Deutschlands Apothekerinnen und Apotheker warnen vor einem Versorgungschaos für Millionen Patientinnen und Patienten ab dem Sommer, falls die Bundesregierung nicht entsprechende Lösungen findet und dieselben Lehren aus den anhaltenden Lieferengpässen zieht wie der Bundestag. In letzter Sekunde wollen die Ampelfraktionen im Bundestag die Handlungsfreiheit und Flexibilität der Apotheken erhalten. Durch einen Änderungsantrag sollen flexible Regelungen zur Arzneimittelabgabe, die vor etwa drei Jahren eingeführt wurden, bis zum 31. Juli 2023 verlängert werden. Diese ermöglichen es den Apotheken, beim Einlösen eines Rezeptes ein vorrätiges Ersatzmedikament abzugeben, statt den Patienten oder die Patientin tagelang zu vertrösten oder für ein neues Rezept zur Arztpraxis zurückzuschicken. Das von der Bundesregierung geplante Arzneimittel-Lieferengpassbekämpfungs- und Versorgungsverbesserungsgesetz (ALBVVG) sieht dagegen keine vergleichbare Problemlösung vor, so dass ab 1. August 2023 ein bürokratischer und patientenfeindlicher Rückschlag beim Lieferengpassmanagement in den Apotheken droht.

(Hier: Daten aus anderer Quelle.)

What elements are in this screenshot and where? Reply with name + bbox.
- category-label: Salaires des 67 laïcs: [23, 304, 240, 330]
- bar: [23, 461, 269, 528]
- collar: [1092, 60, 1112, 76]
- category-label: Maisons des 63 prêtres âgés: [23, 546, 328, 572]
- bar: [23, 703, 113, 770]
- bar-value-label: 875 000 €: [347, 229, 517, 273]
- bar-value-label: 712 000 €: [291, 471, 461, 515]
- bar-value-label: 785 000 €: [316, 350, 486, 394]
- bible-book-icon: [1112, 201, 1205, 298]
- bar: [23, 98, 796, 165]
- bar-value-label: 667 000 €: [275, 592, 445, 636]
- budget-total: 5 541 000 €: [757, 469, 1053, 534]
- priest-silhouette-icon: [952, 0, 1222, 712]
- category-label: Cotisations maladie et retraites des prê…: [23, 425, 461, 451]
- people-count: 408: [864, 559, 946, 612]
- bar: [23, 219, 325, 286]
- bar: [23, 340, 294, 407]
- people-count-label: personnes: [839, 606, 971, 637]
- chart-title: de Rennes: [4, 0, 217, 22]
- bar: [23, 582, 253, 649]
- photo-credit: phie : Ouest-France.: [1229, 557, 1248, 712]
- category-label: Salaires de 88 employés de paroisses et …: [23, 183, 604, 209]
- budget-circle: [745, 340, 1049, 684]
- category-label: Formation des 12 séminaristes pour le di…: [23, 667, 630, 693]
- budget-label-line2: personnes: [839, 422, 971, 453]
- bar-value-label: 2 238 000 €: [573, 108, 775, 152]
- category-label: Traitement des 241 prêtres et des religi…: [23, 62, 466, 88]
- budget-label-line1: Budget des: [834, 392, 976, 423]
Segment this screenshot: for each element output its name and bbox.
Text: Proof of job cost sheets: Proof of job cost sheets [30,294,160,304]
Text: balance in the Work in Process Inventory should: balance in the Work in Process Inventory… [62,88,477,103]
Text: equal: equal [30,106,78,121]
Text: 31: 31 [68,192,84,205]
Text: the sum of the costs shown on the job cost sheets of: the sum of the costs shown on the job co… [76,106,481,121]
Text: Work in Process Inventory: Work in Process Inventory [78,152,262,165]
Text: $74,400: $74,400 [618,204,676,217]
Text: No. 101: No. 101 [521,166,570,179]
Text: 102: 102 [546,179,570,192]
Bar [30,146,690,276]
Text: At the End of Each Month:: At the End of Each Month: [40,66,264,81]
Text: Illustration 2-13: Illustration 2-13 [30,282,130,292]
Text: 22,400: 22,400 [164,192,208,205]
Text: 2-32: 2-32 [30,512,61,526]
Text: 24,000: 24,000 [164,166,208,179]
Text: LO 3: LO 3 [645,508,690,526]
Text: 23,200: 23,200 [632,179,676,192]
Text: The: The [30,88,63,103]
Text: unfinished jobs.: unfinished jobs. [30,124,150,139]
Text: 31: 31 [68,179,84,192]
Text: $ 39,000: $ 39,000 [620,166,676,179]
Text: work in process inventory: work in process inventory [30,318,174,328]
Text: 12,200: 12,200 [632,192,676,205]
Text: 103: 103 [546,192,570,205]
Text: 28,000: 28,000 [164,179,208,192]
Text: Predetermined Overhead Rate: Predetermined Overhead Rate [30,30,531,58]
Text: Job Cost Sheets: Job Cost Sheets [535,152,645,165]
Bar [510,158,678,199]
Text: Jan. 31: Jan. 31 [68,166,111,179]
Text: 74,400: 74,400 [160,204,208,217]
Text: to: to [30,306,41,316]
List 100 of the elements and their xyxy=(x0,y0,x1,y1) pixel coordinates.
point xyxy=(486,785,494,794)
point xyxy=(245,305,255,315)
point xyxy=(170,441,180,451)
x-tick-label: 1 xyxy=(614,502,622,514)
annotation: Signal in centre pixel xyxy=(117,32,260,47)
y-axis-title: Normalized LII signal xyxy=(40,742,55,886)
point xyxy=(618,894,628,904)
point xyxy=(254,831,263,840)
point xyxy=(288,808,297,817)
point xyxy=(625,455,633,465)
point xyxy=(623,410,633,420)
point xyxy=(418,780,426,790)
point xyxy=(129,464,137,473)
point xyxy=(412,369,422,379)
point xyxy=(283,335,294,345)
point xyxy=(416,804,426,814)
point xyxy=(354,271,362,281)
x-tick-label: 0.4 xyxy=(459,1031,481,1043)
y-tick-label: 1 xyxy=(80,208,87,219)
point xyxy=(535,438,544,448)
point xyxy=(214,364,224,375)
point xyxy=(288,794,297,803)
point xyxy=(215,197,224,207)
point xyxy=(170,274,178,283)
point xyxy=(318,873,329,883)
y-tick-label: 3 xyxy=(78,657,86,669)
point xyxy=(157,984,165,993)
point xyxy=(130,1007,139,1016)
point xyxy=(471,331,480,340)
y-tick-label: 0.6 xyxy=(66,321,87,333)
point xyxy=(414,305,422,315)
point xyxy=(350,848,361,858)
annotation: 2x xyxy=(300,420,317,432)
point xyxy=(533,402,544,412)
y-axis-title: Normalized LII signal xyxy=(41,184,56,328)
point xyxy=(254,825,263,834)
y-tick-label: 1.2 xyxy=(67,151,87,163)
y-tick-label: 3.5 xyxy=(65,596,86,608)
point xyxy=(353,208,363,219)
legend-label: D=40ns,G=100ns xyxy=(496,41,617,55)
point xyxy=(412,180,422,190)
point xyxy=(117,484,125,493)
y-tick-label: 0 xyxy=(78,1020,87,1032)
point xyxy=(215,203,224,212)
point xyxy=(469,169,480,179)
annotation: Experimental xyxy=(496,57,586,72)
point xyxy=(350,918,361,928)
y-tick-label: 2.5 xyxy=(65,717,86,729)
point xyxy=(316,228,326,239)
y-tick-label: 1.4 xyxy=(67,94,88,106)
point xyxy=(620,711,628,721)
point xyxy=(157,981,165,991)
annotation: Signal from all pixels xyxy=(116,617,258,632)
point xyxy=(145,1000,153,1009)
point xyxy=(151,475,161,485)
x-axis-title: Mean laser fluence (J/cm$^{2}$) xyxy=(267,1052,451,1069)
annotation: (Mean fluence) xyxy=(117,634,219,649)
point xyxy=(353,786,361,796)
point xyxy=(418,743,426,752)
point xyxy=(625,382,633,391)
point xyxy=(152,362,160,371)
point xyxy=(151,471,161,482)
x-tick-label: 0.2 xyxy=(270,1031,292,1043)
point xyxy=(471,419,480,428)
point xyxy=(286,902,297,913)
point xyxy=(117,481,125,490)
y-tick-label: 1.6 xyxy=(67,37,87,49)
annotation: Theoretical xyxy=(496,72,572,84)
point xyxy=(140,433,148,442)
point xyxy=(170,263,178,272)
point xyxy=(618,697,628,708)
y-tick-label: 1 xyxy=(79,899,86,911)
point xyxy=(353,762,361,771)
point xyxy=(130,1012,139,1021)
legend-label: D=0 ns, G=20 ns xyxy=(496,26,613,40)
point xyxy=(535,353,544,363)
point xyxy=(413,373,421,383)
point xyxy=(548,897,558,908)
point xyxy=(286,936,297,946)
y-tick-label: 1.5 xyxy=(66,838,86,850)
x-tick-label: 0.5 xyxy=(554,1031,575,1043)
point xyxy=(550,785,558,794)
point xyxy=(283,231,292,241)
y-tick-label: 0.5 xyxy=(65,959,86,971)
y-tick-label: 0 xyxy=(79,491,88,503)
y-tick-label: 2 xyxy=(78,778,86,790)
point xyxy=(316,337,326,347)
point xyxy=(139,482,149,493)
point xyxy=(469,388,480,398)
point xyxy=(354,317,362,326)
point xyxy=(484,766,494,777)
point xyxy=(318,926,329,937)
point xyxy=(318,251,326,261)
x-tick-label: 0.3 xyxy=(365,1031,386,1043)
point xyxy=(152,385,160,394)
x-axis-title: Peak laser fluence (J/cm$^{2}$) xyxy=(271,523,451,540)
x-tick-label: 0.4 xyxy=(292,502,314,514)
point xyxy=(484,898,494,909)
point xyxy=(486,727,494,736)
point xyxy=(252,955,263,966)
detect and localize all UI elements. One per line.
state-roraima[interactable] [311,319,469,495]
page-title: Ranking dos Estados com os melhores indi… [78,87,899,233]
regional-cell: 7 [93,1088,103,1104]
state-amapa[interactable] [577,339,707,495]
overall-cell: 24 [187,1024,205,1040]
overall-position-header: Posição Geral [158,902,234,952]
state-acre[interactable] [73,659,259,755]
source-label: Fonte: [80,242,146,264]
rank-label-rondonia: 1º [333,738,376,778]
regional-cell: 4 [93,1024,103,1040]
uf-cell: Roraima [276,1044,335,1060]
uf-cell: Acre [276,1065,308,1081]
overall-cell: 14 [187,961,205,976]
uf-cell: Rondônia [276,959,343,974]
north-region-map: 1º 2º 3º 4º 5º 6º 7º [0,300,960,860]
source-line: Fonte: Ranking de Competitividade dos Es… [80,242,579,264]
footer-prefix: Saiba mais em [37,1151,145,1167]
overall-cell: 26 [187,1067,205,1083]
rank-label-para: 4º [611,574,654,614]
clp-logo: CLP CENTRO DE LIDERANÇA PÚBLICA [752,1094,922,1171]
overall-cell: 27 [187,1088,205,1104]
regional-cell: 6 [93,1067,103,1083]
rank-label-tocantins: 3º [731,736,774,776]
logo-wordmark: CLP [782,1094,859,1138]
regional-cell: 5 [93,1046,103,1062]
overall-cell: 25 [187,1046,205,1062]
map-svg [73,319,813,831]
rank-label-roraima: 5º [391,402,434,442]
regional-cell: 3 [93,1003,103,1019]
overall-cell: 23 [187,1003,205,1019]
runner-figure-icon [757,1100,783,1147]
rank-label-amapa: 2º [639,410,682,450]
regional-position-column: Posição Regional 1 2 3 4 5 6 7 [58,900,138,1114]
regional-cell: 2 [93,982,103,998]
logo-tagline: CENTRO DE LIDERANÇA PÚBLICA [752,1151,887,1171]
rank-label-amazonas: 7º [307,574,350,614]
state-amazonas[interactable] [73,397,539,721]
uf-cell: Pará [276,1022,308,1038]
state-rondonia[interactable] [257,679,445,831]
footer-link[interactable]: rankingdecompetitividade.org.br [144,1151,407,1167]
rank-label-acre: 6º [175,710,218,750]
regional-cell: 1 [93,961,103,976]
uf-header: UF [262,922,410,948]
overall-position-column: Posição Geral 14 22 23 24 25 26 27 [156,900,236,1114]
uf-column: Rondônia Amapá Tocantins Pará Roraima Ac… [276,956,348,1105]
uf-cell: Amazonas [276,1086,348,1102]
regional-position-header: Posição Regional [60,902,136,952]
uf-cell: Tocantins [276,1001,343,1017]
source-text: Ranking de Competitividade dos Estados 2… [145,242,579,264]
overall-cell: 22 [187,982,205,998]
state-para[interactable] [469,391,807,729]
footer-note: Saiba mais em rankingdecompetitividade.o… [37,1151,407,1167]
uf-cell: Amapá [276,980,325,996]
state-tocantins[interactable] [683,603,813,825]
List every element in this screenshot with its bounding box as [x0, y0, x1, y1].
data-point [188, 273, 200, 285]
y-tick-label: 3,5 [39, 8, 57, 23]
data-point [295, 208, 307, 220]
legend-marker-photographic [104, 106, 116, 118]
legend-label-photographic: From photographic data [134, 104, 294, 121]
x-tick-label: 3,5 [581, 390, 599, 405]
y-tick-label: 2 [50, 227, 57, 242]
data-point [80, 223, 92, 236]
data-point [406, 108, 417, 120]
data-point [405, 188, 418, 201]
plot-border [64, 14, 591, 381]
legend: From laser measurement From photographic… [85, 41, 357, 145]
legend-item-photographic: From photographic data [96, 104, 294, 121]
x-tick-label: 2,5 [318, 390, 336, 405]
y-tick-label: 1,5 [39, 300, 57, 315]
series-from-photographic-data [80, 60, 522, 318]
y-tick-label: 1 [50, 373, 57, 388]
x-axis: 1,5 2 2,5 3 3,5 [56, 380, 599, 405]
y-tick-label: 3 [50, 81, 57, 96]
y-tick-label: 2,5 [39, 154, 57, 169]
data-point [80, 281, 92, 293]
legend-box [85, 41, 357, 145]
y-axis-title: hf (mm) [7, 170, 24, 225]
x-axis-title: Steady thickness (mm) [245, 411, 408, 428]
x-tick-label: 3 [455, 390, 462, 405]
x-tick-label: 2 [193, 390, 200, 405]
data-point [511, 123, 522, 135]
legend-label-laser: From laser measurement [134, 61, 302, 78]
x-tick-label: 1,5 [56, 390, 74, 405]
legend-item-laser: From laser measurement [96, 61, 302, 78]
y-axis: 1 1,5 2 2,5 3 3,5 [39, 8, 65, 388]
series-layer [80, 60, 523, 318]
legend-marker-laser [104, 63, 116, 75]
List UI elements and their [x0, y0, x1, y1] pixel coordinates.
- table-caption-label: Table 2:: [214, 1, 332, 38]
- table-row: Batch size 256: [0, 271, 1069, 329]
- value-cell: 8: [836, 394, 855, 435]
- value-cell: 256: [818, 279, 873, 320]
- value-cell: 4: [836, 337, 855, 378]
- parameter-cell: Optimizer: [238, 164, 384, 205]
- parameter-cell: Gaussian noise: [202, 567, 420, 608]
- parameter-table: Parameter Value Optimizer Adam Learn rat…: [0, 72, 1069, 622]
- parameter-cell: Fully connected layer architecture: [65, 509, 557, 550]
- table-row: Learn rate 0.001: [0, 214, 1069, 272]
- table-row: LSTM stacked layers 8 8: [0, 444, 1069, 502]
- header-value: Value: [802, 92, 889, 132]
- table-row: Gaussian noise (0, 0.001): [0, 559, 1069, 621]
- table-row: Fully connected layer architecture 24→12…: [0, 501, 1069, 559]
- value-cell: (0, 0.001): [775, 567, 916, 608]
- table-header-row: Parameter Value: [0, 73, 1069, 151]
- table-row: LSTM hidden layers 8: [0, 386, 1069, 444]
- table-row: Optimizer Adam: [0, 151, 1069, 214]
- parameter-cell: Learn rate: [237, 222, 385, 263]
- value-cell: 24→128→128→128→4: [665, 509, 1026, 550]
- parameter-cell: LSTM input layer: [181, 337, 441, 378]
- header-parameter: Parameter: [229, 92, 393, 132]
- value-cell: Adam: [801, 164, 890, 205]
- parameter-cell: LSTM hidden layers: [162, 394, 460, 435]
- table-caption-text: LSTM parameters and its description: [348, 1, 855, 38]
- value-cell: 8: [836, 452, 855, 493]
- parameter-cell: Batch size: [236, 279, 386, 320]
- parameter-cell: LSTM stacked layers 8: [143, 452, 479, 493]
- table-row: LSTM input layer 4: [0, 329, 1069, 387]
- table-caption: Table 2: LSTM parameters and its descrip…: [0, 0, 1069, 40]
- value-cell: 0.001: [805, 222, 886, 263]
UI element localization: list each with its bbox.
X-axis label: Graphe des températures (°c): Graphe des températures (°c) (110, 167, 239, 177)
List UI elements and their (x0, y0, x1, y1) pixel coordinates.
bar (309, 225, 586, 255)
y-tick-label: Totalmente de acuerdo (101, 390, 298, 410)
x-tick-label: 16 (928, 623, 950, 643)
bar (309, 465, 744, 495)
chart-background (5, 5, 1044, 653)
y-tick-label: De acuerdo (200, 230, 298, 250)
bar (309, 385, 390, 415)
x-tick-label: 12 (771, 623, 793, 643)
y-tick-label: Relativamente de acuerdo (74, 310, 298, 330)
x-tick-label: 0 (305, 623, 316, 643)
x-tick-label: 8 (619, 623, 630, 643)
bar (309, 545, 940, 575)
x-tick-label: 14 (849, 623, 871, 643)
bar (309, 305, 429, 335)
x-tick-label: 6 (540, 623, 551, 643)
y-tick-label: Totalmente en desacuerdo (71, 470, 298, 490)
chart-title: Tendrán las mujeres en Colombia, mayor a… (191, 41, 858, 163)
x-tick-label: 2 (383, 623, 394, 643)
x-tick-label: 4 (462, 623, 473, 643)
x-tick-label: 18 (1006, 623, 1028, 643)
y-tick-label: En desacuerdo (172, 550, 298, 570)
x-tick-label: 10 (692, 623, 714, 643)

„Die Apothekerinnen und Apotheker können die Lieferengpässe mit viel Zeitaufwand und Engagement abmildern“, sagte Gabriele Regina Overwiening, Präsidentin der ABDA – Bundesvereinigung Deutscher Apothekerverbände auf einer Pressekonferenz in Berlin: „Die Apotheken suchen wirkstoffgleiche Medikamente anderer Hersteller, wählen andere Packungsgrößen oder Wirkstärken aus, prüfen ähnliche Wirkstoffe auf therapeutische Vergleichbarkeit und stellen im Notfall sogar Medikamente selbst her. Diese bewährte Lösung ab dem Sommer abzuschaffen – das gleicht einem Schildbürgerstreich und ist keinem vernünftig denkenden Menschen zu vermitteln.“ Overwiening fordert: „Durch die jetzige Initiative des Bundestages hat das Bundesgesundheitsministerium Zeit gewonnen, um das Gesetzesvorhaben den wirklichen Realitäten anzupassen. Die Bundesregierung muss jetzt handeln, um die Arzneimittelversorgung für Millionen Menschen langfristig sicherzustellen. Ein neuer Absatz im ALBVVG-Kabinettsentwurf reicht dazu völlig aus. Die Apotheken brauchen auch zukünftig einen flexiblen Entscheidungsspielraum bei der Auswahl von Medikamenten und einen angemessenen Engpass-Ausgleich als Honorar für den personellen Mehraufwand. Die Apothekerschaft plant politische Protestaktionen, um die Gesundheitspolitik wachzurütteln. Ein Wegducken des Ministers kommt nicht infrage!“.

Für das Management von Lieferengpässen sind mindestens sechs Stunden pro Woche pro Apotheke nötig. Bundesweit geht die ABDA von etwa 20 Millionen verordneten, aber nicht verfügbaren Arzneimitteln pro Jahr aus.